I am currently trying to import pdf tables from a large number of files with tabulizer. Tabulizer works amazingly for pdfs all I need to do is:

table <- extract_tables("pdf_path" or "pdf_url)

However, the issue that I am having is that the website I am trying to extract these pdfs from needs you to log-in (free) to see the pdfs. So I am trying to log-in to the website using rvest and httr and then scrape the pdfs.

url <- 'https://www.krollbondratings.com/show_report/20265'
session <- html_session(url)
url <- jump_to(session, "https://www.krollbondratings.com/auth?uri=/show_report/20265")
form <- html_form(read_html(url))[[2]]
filled_form <- set_values(form,
                          email = "my_email",
                          password = "password")

pdf <- submit_form(session, filled_form)

This is where I am stuck, I know I am headed in the right direction as the output of "submit_form(session, filled_form)" is:

<session> https://www.krollbondratings.com/show_report/20265
  Status: 200
  Type:   application/pdf
  Size:   260625

Clearly, it is actually successfuly logging in and seeing the pdf, however, I have no idea how to make it stay logged in and actually download/access the pdf with either download.file or tabulizers extract_tables.

Downloading a file after login using a https URL

This is the best tutorial that I have found but it does not actually download a pdf file specifically, but rather an html file which is useless to me.

Thank you for your time, everyone.

NelsonGon
  • 13,015
  • 7
  • 27
  • 57
Marc
  • 21
  • 2

1 Answers1

0

Solved, it actually does download the pdf file but not in pdf format!

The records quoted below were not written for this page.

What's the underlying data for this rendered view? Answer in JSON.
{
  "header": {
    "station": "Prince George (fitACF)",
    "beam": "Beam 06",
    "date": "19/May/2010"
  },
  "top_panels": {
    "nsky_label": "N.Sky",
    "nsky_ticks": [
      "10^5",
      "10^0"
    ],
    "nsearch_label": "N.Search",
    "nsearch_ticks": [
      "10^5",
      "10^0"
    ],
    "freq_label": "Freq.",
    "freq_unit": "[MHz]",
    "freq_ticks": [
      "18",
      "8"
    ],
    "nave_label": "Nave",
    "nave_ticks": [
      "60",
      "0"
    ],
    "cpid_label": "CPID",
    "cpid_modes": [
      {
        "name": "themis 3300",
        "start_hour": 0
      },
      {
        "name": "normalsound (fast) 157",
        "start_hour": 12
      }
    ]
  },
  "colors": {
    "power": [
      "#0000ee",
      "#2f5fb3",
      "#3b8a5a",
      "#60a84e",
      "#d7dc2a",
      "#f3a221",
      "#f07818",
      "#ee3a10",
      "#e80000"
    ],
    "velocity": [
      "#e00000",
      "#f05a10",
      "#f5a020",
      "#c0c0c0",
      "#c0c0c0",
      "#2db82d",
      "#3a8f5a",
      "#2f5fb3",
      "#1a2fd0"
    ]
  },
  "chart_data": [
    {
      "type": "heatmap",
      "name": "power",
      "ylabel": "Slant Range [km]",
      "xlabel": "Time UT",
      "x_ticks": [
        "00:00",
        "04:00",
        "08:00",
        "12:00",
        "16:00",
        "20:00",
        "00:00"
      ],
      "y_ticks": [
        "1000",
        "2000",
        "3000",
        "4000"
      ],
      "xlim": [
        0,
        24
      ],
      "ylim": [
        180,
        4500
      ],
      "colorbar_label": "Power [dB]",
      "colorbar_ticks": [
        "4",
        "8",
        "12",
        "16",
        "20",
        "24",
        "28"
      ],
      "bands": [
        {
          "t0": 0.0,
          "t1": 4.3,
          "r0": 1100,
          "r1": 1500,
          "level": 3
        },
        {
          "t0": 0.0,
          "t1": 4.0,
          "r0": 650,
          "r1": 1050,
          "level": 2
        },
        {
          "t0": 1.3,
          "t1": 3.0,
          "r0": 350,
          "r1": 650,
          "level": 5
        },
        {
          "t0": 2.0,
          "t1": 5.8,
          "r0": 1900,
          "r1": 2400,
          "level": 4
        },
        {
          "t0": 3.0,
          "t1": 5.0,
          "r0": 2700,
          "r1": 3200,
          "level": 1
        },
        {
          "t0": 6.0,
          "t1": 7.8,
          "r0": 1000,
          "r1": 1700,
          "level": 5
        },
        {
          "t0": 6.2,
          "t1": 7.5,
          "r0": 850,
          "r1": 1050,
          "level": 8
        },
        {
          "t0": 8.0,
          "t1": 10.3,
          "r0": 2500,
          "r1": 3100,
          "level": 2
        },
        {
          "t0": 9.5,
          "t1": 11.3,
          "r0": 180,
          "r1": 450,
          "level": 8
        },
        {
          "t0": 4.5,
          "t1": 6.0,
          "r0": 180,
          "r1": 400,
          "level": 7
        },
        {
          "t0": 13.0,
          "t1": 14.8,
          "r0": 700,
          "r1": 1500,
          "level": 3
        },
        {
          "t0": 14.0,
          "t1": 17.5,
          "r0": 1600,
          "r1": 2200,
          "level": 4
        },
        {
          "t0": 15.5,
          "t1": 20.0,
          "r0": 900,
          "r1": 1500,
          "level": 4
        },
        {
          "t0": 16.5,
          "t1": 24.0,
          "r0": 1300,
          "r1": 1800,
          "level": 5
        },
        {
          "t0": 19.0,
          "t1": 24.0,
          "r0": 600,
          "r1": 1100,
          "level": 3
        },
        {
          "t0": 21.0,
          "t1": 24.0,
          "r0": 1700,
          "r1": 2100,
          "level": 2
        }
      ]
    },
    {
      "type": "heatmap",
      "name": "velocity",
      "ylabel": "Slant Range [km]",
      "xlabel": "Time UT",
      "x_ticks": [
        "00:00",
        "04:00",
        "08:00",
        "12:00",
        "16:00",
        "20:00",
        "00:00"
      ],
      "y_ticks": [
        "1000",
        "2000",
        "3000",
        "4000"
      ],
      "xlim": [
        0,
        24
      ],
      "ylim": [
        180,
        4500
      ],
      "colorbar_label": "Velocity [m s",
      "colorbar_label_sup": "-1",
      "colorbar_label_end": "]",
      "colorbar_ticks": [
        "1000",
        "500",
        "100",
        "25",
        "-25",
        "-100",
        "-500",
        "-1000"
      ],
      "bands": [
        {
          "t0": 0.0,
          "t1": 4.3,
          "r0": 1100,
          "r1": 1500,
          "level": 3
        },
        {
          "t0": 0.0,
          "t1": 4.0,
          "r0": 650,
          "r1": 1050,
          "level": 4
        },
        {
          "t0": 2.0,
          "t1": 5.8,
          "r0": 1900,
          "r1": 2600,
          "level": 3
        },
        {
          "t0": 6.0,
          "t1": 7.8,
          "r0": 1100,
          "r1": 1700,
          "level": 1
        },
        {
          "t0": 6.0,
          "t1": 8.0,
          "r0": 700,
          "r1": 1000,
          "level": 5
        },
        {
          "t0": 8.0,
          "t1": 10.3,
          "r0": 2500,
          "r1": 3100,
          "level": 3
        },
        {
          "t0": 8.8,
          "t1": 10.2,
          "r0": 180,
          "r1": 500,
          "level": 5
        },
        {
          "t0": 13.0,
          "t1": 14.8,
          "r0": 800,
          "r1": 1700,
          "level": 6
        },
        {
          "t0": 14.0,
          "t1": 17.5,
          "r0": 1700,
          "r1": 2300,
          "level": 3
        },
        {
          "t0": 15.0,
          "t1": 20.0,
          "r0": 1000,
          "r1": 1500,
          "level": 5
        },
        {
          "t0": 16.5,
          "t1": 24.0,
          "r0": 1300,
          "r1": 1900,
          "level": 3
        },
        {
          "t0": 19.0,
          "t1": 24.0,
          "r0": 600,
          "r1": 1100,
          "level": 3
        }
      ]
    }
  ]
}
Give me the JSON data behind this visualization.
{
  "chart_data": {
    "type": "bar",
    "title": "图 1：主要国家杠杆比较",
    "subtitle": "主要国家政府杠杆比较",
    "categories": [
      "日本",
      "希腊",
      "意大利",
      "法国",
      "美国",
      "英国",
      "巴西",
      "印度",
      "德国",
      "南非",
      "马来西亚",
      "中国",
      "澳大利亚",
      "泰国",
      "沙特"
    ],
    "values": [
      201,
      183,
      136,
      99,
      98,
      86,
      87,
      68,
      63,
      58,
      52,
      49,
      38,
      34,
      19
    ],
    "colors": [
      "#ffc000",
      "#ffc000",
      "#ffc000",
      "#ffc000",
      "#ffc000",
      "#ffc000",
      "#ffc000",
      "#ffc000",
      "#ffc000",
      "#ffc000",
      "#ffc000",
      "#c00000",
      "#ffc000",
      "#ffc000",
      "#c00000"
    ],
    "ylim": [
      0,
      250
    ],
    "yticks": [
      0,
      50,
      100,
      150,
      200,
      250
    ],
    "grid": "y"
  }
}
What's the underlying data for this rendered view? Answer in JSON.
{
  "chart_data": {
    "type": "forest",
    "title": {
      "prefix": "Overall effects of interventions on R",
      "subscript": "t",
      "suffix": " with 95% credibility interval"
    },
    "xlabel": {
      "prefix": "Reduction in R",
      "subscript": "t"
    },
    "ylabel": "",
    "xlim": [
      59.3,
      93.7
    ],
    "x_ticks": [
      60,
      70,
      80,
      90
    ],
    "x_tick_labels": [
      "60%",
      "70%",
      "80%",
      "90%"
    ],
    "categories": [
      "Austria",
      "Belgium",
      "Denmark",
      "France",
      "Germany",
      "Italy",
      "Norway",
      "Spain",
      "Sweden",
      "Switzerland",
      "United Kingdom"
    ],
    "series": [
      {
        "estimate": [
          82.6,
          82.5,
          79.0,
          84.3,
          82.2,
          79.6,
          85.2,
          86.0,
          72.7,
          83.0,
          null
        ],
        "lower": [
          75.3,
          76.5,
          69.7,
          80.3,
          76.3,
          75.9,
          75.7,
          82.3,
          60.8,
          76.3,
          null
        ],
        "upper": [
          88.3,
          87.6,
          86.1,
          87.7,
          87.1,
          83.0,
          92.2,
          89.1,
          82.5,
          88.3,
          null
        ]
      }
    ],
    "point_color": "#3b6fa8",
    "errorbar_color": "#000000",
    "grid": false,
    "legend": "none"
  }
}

url <- 'https://www.krollbondratings.com/show_report/20265'
session <- html_session(url)
url <- jump_to(session, "https://www.krollbondratings.com/auth?uri=/show_report/20265")
form <- html_form(read_html(url))[[2]]
filled_form <- set_values(form,
                          email = "my_email",
                          password = "password")
pdf <- submit_form(session, filled_form)
download_url <- 'https://www.krollbondratings.com/show_report/20265'
writeBin(download$response$content, basename(download_url))
Marc
  • 21
  • 2